Lapid: Netanyahu knew Israel was in great danger and a violent eruption was looming, but failed to act

Sam Sokol is the Times of Israel's political correspondent. He was previously a reporter for the Jerusalem Post, Jewish Telegraphic Agency and Haaretz. He is the author of "Putin’s Hybrid War and the Jews"

Opposition Leader Yair Lapid testifies before the unofficial citizens' commission of inquiry into the failure to prevent and respond to Hamas's October 7 attack, on August 29, 2024. (Screenshot)
Opposition Leader Yair Lapid testifies before the unofficial citizens' commission of inquiry into the failure to prevent and respond to Hamas's October 7 attack, on August 29, 2024. (Screenshot)

On August 21, 2023, Prime Minister Benjamin Netanyahu’s military secretary Brig. Gen. Avi Gil gave both the premier and Opposition Leader Yair Lapid a security update during which he warned that Israel’s enemies — from Iran and Hezbollah to terrorist organizations in Gaza and the West Bank — had identified “weakness on the Israeli side,” Lapid tells an independent commission of inquiry probing the government’s failure on October 7.

These signs of weakness seen by Israel’s enemies, he says, included internal tensions and a loss of capability within the Israeli military “alongside an emerging crisis with the Americans.”

Lapid says he is determined “to debunk the claim” that the political echelon had not been updated that Hamas was no longer deterred from attacking Israel. He says he had been updated and so had the prime minister.

He recounts that IDF Chief of Staff Herzi Halevi sought to meet with Netanyahu about the national security repercussions of the divide in Israel over the judicial overhaul, and was refused. Halevi instead resorted to writing to Netanyahu about the dangers. Says Lapid: Halevi wanted it on record that he had warned and been ignored.

At the August 21, 2023 briefing, Gil told Netanyahu and Lapid that Iran and terror groups in Lebanon, the West Bank and Gaza “all identified weakness, an internal divide, tensions, and a loss of preparedness in the army, alongside an emerging crisis with the Americans.”

Gil’s presentation, which synthesized material from all the defense hierarchies, indicated that Israel’s enemies saw an opportunity to harm it, says Lapid.

While he considered this warning to be dramatic, Lapid says, “the prime minister — and here I am giving only a personal impression, so it can be disputed — seemed bored and indifferent to the issue, and did not comment on it.”

Over the next few weeks, Lapid says, he viewed classified intelligence material provided to the Knesset Foreign Affairs and Defense Committee that indicated that deterrence had indeed eroded.
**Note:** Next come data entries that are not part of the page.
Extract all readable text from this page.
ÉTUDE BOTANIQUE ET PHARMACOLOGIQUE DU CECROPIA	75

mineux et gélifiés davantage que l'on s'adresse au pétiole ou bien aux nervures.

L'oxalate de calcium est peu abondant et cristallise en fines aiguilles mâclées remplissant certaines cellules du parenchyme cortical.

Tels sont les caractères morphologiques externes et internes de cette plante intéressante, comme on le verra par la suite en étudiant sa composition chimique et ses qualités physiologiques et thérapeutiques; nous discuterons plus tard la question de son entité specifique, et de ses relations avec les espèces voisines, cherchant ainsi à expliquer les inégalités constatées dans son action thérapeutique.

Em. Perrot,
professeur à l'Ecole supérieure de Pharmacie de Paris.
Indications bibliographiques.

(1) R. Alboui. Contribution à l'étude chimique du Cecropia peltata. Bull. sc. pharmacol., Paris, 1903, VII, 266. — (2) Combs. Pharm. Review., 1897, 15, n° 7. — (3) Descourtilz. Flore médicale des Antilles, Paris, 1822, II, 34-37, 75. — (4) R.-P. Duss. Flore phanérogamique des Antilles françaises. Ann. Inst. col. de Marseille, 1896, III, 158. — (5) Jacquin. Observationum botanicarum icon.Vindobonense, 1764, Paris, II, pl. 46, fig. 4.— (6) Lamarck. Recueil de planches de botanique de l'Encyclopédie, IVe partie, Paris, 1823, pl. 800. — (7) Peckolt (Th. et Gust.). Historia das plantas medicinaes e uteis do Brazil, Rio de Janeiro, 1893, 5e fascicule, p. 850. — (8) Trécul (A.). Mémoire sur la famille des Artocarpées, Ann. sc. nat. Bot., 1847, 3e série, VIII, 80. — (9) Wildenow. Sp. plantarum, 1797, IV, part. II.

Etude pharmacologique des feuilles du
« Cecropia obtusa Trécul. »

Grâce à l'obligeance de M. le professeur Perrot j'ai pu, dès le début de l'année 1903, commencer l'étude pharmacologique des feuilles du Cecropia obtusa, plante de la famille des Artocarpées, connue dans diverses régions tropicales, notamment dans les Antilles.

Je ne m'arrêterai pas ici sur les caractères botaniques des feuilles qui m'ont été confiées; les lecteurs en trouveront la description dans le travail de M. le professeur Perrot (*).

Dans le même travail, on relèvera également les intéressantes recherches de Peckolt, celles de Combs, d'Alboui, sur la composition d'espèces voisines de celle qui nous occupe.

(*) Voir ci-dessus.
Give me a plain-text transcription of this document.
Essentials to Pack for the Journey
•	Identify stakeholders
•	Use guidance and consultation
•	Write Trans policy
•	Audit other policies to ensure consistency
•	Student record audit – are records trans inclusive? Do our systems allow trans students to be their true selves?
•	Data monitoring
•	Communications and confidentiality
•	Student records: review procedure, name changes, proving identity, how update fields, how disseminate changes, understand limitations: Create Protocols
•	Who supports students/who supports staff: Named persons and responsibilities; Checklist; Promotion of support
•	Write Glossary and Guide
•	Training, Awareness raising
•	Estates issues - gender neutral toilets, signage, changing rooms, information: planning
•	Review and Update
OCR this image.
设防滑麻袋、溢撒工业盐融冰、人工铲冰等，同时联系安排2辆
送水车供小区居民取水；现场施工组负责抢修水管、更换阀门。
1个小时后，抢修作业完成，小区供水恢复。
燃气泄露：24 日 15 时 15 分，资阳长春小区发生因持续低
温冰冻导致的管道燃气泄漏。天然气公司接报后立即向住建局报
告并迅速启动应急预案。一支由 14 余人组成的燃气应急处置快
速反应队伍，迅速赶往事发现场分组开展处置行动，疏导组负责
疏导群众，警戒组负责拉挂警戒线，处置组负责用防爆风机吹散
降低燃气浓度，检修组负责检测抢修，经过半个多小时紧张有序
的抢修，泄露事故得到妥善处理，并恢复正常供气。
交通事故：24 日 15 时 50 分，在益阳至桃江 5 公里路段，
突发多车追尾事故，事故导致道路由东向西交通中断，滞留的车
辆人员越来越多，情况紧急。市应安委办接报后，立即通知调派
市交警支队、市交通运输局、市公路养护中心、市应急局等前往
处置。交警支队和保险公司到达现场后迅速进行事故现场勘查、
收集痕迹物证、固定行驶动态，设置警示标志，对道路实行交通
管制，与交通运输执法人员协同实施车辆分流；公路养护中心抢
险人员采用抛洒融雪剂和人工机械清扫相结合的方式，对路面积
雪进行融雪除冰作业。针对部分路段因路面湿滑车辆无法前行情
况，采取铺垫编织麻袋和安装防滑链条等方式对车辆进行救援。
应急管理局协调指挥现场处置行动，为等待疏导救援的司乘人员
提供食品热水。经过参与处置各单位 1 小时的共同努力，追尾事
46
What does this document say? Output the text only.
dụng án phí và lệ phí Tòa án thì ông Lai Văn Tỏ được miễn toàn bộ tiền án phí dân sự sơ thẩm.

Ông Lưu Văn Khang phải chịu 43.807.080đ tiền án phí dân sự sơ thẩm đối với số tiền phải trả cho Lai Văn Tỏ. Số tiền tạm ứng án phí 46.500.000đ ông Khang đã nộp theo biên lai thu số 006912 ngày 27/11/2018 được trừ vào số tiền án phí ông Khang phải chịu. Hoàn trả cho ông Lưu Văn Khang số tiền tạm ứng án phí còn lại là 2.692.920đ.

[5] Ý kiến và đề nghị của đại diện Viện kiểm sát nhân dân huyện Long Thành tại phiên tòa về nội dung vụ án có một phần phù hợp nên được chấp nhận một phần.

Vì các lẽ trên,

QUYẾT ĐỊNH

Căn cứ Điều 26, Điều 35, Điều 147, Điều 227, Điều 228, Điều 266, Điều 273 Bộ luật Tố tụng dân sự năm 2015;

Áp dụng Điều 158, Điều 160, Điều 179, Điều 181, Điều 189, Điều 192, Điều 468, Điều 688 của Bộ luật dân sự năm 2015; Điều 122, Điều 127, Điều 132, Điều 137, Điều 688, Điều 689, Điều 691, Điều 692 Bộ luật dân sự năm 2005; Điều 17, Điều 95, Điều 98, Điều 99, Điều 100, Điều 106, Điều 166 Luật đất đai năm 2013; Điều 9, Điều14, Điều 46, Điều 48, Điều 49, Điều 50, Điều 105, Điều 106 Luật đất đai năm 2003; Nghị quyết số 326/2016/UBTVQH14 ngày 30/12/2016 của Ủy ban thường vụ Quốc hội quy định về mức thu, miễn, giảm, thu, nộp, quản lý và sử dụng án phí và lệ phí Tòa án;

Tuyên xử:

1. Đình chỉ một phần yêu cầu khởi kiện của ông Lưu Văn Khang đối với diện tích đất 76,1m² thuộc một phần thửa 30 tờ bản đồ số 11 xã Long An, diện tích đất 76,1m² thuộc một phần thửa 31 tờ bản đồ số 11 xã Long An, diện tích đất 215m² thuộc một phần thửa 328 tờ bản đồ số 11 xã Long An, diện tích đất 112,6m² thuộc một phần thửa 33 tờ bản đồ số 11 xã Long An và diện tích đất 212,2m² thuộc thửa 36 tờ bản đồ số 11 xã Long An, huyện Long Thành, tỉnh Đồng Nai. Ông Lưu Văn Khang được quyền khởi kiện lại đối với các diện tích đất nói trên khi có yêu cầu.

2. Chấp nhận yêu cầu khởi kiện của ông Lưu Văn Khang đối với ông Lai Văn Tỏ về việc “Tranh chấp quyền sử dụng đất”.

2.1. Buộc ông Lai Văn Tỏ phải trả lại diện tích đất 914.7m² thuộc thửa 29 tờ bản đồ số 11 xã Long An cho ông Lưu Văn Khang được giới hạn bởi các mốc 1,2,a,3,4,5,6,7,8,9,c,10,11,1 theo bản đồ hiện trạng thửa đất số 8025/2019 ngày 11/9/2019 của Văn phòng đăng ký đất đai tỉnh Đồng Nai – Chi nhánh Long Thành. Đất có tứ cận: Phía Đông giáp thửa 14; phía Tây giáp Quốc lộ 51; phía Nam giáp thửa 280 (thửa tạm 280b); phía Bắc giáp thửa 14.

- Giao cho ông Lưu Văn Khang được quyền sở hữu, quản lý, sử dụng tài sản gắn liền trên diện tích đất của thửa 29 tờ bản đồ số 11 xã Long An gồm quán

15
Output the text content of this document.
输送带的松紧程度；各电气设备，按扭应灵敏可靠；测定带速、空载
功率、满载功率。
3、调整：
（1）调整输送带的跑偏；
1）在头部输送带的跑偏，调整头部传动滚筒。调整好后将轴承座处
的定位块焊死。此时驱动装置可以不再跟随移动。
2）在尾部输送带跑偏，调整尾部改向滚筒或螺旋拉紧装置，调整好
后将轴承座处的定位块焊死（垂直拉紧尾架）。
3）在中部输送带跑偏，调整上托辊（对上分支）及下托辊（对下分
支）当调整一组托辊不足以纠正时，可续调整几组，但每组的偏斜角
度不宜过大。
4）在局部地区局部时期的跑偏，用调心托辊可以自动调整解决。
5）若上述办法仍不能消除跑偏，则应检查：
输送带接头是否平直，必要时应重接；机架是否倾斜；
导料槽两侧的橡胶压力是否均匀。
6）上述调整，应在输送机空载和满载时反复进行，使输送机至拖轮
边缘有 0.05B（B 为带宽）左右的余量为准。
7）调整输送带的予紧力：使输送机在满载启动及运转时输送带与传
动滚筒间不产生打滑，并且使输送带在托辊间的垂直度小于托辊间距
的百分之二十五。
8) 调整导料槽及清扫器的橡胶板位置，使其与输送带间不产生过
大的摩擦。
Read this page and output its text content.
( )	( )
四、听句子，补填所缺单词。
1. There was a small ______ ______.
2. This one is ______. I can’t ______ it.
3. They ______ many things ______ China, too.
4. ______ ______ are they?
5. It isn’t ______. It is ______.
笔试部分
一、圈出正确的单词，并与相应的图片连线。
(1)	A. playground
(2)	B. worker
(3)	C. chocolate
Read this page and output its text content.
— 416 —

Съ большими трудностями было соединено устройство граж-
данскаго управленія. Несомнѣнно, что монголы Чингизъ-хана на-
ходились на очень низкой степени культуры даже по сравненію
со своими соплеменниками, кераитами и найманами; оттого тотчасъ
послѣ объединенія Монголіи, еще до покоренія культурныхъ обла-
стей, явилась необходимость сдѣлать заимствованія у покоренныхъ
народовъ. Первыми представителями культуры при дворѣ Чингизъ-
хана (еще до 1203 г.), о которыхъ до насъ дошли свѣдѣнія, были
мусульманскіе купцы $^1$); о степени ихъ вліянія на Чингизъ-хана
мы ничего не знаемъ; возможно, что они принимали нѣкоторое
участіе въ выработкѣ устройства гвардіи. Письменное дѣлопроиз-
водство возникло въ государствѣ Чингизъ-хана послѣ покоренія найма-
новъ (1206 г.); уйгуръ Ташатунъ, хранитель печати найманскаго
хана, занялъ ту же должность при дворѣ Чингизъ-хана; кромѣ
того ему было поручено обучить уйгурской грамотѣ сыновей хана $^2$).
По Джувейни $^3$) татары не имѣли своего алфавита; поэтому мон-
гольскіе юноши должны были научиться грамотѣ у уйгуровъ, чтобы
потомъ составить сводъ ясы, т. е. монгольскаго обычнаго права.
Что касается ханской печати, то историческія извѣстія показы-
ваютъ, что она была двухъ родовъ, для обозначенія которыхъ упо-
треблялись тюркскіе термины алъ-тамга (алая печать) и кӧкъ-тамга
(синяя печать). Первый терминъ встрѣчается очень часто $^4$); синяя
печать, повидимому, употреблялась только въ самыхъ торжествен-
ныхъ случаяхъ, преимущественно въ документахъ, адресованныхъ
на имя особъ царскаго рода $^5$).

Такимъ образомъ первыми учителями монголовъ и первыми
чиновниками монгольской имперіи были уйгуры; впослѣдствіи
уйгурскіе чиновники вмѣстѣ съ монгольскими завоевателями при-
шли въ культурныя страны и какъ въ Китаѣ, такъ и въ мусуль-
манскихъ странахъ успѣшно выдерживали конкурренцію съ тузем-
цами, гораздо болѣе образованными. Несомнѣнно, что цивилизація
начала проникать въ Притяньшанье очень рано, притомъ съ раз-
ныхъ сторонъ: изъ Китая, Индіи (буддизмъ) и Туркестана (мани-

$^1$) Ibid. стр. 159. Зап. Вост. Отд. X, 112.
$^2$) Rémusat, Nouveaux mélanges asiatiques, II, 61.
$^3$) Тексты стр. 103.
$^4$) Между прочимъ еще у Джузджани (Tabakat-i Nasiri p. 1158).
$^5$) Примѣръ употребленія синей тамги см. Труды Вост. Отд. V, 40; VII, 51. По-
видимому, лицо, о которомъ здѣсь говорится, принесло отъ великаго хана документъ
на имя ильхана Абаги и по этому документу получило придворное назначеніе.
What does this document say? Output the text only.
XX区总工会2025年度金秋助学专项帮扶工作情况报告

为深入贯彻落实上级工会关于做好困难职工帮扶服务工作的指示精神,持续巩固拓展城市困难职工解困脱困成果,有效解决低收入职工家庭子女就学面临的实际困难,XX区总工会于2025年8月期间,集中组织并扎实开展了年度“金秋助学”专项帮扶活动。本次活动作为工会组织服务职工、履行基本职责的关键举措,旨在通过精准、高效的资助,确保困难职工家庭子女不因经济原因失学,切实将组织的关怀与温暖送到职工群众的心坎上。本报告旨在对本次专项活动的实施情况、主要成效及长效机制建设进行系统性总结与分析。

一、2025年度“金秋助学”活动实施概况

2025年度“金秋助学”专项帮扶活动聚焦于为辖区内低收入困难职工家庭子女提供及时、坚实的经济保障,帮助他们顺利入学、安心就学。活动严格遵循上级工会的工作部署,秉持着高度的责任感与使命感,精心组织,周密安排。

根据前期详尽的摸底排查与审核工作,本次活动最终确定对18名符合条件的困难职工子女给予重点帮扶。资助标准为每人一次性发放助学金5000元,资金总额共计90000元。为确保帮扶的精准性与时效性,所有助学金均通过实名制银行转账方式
He also saw highly classified material, made available to him as a former prime minister.

On September 18 at the committee, he “saw a further warning,” he says. “To me, what was written there was unequivocal: Israeli deterrence has eroded dramatically; our enemies think they have a rare opportunity to harm us,” Lapid says.

The material showed “Israel is at the greatest level of danger,” says Lapid.

Deeply troubled, Lapid recalls, he held a press conference on September 20 where, he reminds the commission, he warned of a looming multifront confrontation.

Lapid reads out to the commission what he said publicly on September 20, beginning with the following warning: “Ahead of Yom Kippur, I am compelled to warn the citizens of Israel: We are drawing close to a multifront confrontation. According to the security establishment, the number of alerts in Judea and Samaria is unprecedented. And the recent events at the Gaza border are precisely of the kind that in the past have led to rounds of fighting…”

Summing up this portion of his testimony, Lapid says the prime minister did know of the looming danger but ignored it. Netanyahu knew, the cabinet knew, “the defense establishment did warn,” and all the intelligence establishments warned repeatedly.

Lapid says it is important to “distinguish between the fact that on October 7 there was no tactical, concrete warning of the breaching of the fence, and the repeated strategic warnings of an eruption of violence and the loss of deterrence.”

Netanyahu, he charges, “knew that deterrence was weakened, and knew that the terror groups were watching [the rifts in] Israeli society.”

The prime minister also knew he had appointed ministers “who should not be anywhere near Israel’s sacred security,” says Lapid, naming Bezalel Smotrich, who he says was given an untenable role of responsibility within the Defense Ministry, and Itamar Ben Gvir, who as minister of national security is responsible for the police, border police and Temple Mount.

Netanyahu knew Iran, Hezbollah, Hamas, and Islamic Jihad saw “an opportunity,” Lapid says. “He knew it was the government’s responsibility to act on the warnings, and did not do so.”